To mark Jonathan Gardner’s representation by the gallery, MASSIMODECARLO Pièce Unique in Paris is very pleased to host his first solo presentation, entitled Still Life. Featuring two new works on canvas, Still Life is an open window into Gardner’s practice. Anchored in daily life, Gardner’s paintings are composed never from photographs, but from memory. Shapes, figures and objects are brought together in clear compositions, where scale and perspective are delicately distorted to create a complex layering of volumes, patterns and subjects in carefully contrasting colours. Intentionally formal, Gardner embraces the complexity of oil painting as a craft.
In the works presented at Pièce Unique, Gardner addresses the canons of classicism in painting, from the “still life” to “the artist’s self-portrait with easel”. The result is as surreal as it is familiar.
In Sacred Sleep, a brick-coloured table with legs reminiscent of Escher’s never-ending staircases sets the stage for a subtly autobiographical still-life scene. As the artist explains, recently becoming the father of twins - and the sleep deprivation that ensued - has made both him and his partner completely rethink the importance of sleep. The fine line between conscious and unconscious, dream and reality becomes gloriously blurred and is transposed onto this canvas: deceptively recognizable, each element is infused with an aura of ambiguity.

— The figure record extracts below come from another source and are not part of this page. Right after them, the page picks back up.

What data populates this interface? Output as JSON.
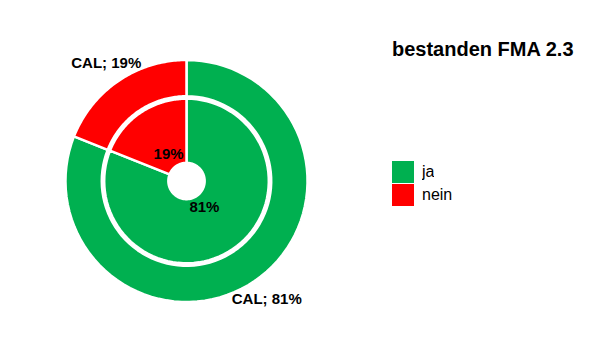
{
  "chart_data": {
    "type": "pie",
    "title": "bestanden FMA 2.3",
    "categories": [
      "ja",
      "nein"
    ],
    "colors": [
      "#00b050",
      "#ff0000"
    ],
    "series": [
      {
        "values": [
          81,
          19
        ],
        "value_labels": [
          "CAL; 81%",
          "CAL; 19%"
        ]
      },
      {
        "values": [
          81,
          19
        ],
        "value_labels": [
          "81%",
          "19%"
        ]
      }
    ],
    "data_labels": true,
    "legend": "right"
  }
}
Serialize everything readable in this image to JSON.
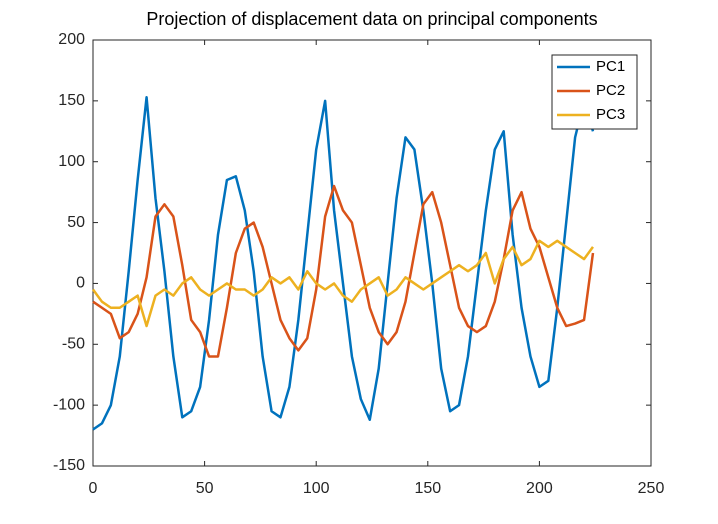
{
  "chart_data": {
    "type": "line",
    "title": "Projection of displacement data on principal components",
    "x": [
      0,
      4,
      8,
      12,
      16,
      20,
      24,
      28,
      32,
      36,
      40,
      44,
      48,
      52,
      56,
      60,
      64,
      68,
      72,
      76,
      80,
      84,
      88,
      92,
      96,
      100,
      104,
      108,
      112,
      116,
      120,
      124,
      128,
      132,
      136,
      140,
      144,
      148,
      152,
      156,
      160,
      164,
      168,
      172,
      176,
      180,
      184,
      188,
      192,
      196,
      200,
      204,
      208,
      212,
      216,
      220,
      224
    ],
    "series": [
      {
        "name": "PC1",
        "color": "#0072BD",
        "values": [
          -120,
          -115,
          -100,
          -60,
          10,
          85,
          153,
          70,
          10,
          -60,
          -110,
          -105,
          -85,
          -30,
          40,
          85,
          88,
          60,
          10,
          -60,
          -105,
          -110,
          -85,
          -30,
          40,
          110,
          150,
          60,
          0,
          -60,
          -95,
          -112,
          -70,
          0,
          70,
          120,
          110,
          60,
          0,
          -70,
          -105,
          -100,
          -60,
          0,
          60,
          110,
          125,
          40,
          -20,
          -60,
          -85,
          -80,
          -20,
          50,
          120,
          150,
          125
        ]
      },
      {
        "name": "PC2",
        "color": "#D95319",
        "values": [
          -15,
          -20,
          -25,
          -45,
          -40,
          -25,
          5,
          55,
          65,
          55,
          15,
          -30,
          -40,
          -60,
          -60,
          -20,
          25,
          45,
          50,
          30,
          0,
          -30,
          -45,
          -55,
          -45,
          -5,
          55,
          80,
          60,
          50,
          15,
          -20,
          -40,
          -50,
          -40,
          -15,
          25,
          65,
          75,
          50,
          15,
          -20,
          -35,
          -40,
          -35,
          -15,
          20,
          60,
          75,
          45,
          30,
          5,
          -20,
          -35,
          -33,
          -30,
          25
        ]
      },
      {
        "name": "PC3",
        "color": "#EDB120",
        "values": [
          -5,
          -15,
          -20,
          -20,
          -15,
          -10,
          -35,
          -10,
          -5,
          -10,
          0,
          5,
          -5,
          -10,
          -5,
          0,
          -5,
          -5,
          -10,
          -5,
          5,
          0,
          5,
          -5,
          10,
          0,
          -5,
          0,
          -10,
          -15,
          -5,
          0,
          5,
          -10,
          -5,
          5,
          0,
          -5,
          0,
          5,
          10,
          15,
          10,
          15,
          25,
          0,
          20,
          30,
          15,
          20,
          35,
          30,
          35,
          30,
          25,
          20,
          30
        ]
      }
    ],
    "xlim": [
      0,
      250
    ],
    "xticks": [
      0,
      50,
      100,
      150,
      200,
      250
    ],
    "ylim": [
      -150,
      200
    ],
    "yticks": [
      -150,
      -100,
      -50,
      0,
      50,
      100,
      150,
      200
    ],
    "grid": false,
    "legend": "northeast"
  }
}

At the center of the composition, a feminine figure with her back to the viewer, seemingly asleep, and strangely small as she somehow fits on the table, could either be the subject from whose mind this dream-like scene emerges, or part of the fantasy. The green pattern-like motif of nude hips at the back of the scene - or perhaps above it all - creates an even stronger sense of bizarre familiarity, like a moving film strip, rolling in a loop in the back of the mind as an unconscious erotic vision.
Peeking at the viewer from the back of a stretched canvas - which takes up more than half of the painting’s surface - the artist, albeit positioned at the center of Still Life Painter, appears only tentatively as the subject of this bustling composition. Astutely, Jonathan Gardner guides the viewer’s gaze from one element to the next, each one framing the painter’s blue silhouette.
The eye travels from an oval red table, up a thin light-blue curtain, to a large green vase and yellow paintbrushes resting on an orange table, to a lilac unstretched canvas, and back again to the large, cross-shaped wooden panels at the back of the mysterious canvas.
Drawn into the painting by the figure’s deep, straightforward gaze, it becomes unclear if the subject of the work in progress is the still life on the little red table, or perhaps the viewer, caught unawares. In both canvases, deceptively familiar scenes bare a delightful sense of unresolved mystery, lending the viewer a helping hand into the realm of Jonathan Gardenr’s ingenious reconstructions of the imagination.